Renee Moilanen: The weight of the world on our kid’s shoulders

As much as I support the idea of children walking to school, I cringe every time my third-grade son hefts his gargantuan bookbag onto his shoulders and trudges hunchbacked toward campus.

Loaded up with his required laptop, lunchbox and textbooks, my son’s bookbag weighs 14 pounds. That’s nearly 25 percent of his body weight, a hefty addition on his half-mile trek to school, which is – I swear I’m not exaggerating – uphill both ways. If I had to haul an extra 30 pounds on my back to get to work, I’m pretty sure I’d malinger more often.

The poor boy has started to develop the posture of a desk-bound office worker. And every now and then, he gripes about back pain. I can’t tell if it’s the usual moans and groans of a coddled 9-year-old or the beginnings of a real problem.

The pediatrician did nothing to alleviate my concerns. Nothing more than 10 pounds, she said. If that means buying a second set of textbooks to keep at home or subjecting him to embarrassment with a rolling backpack, so be it. He’ll thank me later.

Heavy backpacks, it turns out, are a real health issue. In 2017, roughly 7,800 children were treated in emergency rooms for injuries related to backpacks, according to the Consumer Product Safety Commission. And the American Academy of Pediatrics recommends limiting backpacks to no more than 10 percent of a child’s weight. Heavier loads can give kids low-back strain, shoulder pain and poor posture, a preview of middle-age they don’t need.

A few years ago, the California legislature adopted a resolution urging school districts to develop guidelines for easing the backpack load. The resolution is full of suggestions, everything from electronic textbooks and more lightweight handouts to hanging scales in classrooms to monitor backpack weight.

But if local school districts are working on the issue, they haven’t gotten the word out to my overloaded boy. I’m starting to question whether studying for a social studies test outweighs the spinal stress of hauling that textbook home. An extra-credit science project? Not if that means schlepping five pounds of clay volcano to school.

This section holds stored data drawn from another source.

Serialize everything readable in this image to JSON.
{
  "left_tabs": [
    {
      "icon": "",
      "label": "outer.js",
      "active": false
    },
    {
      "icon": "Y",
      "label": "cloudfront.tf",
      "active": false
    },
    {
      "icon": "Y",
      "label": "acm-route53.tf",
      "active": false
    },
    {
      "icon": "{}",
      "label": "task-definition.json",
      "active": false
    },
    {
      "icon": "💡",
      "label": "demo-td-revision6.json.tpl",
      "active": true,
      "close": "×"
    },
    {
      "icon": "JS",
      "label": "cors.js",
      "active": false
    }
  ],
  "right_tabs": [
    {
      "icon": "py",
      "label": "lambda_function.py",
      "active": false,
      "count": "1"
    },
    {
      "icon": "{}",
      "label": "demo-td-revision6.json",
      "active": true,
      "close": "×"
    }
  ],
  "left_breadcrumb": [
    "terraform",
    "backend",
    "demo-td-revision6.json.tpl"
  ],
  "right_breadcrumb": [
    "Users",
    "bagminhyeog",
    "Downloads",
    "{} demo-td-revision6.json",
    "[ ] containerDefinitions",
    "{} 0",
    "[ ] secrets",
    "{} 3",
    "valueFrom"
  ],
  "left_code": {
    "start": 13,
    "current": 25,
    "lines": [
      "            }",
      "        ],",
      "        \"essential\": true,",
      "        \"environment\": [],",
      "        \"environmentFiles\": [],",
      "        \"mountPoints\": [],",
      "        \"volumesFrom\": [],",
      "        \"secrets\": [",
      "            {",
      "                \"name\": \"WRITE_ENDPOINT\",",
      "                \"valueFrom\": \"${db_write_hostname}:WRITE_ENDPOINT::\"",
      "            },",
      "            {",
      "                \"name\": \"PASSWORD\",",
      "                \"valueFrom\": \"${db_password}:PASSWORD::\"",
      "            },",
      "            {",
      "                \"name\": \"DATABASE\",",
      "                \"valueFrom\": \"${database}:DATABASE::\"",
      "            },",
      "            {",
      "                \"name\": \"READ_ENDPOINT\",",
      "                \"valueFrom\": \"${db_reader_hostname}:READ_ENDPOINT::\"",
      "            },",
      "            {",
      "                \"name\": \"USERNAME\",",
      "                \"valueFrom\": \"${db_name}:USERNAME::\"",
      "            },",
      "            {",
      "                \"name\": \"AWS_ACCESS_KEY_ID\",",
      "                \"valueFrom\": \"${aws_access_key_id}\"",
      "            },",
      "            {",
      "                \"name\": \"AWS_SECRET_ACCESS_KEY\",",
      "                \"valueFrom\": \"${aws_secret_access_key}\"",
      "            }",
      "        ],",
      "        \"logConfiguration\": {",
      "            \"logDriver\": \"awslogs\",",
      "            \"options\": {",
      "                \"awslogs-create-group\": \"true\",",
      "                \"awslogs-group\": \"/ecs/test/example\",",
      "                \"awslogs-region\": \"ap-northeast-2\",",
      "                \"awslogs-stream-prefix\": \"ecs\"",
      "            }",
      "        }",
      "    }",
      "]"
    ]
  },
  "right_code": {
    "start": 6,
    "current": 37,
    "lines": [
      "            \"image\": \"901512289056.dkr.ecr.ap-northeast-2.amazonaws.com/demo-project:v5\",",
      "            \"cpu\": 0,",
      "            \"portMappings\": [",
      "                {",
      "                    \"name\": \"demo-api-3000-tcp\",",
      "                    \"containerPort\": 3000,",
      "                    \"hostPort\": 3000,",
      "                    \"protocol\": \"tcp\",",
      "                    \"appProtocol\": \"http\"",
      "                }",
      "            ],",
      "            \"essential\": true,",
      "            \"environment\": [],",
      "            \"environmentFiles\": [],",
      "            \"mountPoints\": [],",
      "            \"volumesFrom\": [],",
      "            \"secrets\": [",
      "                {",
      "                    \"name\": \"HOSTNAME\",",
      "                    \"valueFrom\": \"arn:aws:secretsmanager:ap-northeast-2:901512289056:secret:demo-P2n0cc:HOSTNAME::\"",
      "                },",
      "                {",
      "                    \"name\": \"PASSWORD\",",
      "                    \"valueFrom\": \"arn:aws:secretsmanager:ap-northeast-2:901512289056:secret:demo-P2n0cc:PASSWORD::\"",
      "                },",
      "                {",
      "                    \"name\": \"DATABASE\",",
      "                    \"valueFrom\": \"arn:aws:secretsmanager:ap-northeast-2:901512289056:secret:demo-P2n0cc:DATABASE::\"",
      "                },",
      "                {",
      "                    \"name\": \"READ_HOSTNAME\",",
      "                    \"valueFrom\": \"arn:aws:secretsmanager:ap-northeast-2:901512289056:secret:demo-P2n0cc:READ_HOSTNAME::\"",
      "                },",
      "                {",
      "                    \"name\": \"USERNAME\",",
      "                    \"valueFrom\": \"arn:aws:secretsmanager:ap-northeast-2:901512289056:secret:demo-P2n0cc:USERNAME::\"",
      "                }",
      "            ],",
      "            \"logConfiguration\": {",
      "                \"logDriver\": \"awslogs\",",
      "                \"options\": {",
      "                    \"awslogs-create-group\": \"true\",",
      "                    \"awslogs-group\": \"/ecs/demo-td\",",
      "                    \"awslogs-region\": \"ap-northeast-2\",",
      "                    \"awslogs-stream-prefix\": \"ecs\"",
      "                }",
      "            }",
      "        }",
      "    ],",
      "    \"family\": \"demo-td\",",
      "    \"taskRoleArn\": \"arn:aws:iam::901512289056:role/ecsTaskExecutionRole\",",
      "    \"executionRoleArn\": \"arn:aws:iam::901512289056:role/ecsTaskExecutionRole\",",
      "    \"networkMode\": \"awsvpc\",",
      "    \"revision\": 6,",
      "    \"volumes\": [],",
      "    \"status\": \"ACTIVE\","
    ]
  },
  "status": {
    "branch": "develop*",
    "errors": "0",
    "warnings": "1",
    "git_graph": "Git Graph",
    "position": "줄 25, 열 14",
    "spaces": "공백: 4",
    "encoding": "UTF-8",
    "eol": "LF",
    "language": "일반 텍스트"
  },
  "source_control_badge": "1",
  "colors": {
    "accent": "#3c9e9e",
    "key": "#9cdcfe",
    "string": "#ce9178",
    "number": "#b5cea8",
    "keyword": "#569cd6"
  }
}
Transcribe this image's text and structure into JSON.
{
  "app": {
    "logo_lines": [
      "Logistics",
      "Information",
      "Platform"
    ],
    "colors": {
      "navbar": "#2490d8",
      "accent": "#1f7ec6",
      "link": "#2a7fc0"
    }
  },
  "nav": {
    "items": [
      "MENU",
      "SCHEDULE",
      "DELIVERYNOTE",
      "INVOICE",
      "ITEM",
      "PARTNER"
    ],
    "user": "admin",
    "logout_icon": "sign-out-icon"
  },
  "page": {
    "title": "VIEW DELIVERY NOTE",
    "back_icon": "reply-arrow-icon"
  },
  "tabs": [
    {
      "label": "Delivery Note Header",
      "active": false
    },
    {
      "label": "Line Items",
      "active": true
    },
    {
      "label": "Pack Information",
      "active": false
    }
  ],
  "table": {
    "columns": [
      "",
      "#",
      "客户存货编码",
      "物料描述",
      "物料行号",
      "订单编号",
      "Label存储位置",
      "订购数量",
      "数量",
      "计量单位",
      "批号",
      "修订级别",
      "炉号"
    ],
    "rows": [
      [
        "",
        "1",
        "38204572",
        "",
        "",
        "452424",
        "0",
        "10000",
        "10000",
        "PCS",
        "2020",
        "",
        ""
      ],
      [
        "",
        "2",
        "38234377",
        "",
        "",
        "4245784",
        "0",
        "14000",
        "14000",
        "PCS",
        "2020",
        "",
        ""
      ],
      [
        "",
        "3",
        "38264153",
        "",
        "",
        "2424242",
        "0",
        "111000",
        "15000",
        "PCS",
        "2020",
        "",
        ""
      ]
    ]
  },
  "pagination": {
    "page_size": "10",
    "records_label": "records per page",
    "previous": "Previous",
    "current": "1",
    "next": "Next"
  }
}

At the parent-teacher conference, I couldn’t concentrate on the teacher’s comments about math aptitude and reading scores. I kept waiting for the chance to ask my one burning question: Does my son really need to bring the Chromebook home every day? Can’t he leave that three-pound monster at school? Because achieving technological competency is important, but so is an uncompressed spine, and surely we can have both.

Experts urge ergonomic backpacks with well-padded shoulders. Waist straps, which help distribute the weight more evenly. Even smaller bookbags, which seemed counterintuitive until I realized my son was using his extra-large bag to haul around broken keychains, interesting rocks and 37 pencil stubs. I’m now more diligent about clearing the junk.

But the problem may only worsen as my son approaches middle school, and then high school, where presumably the workload intensifies, textbooks thicken and after-school activities add new supplies to his already stuffed backpack.

So I’m steering my son toward lighter-weight activities. So what if he dreams of learning to play the tuba? A harmonica is fine. And he’ll thank me later.

Renee Moilanen is a freelance writer based in Redondo Beach. Her column publishes in print every other Saturday.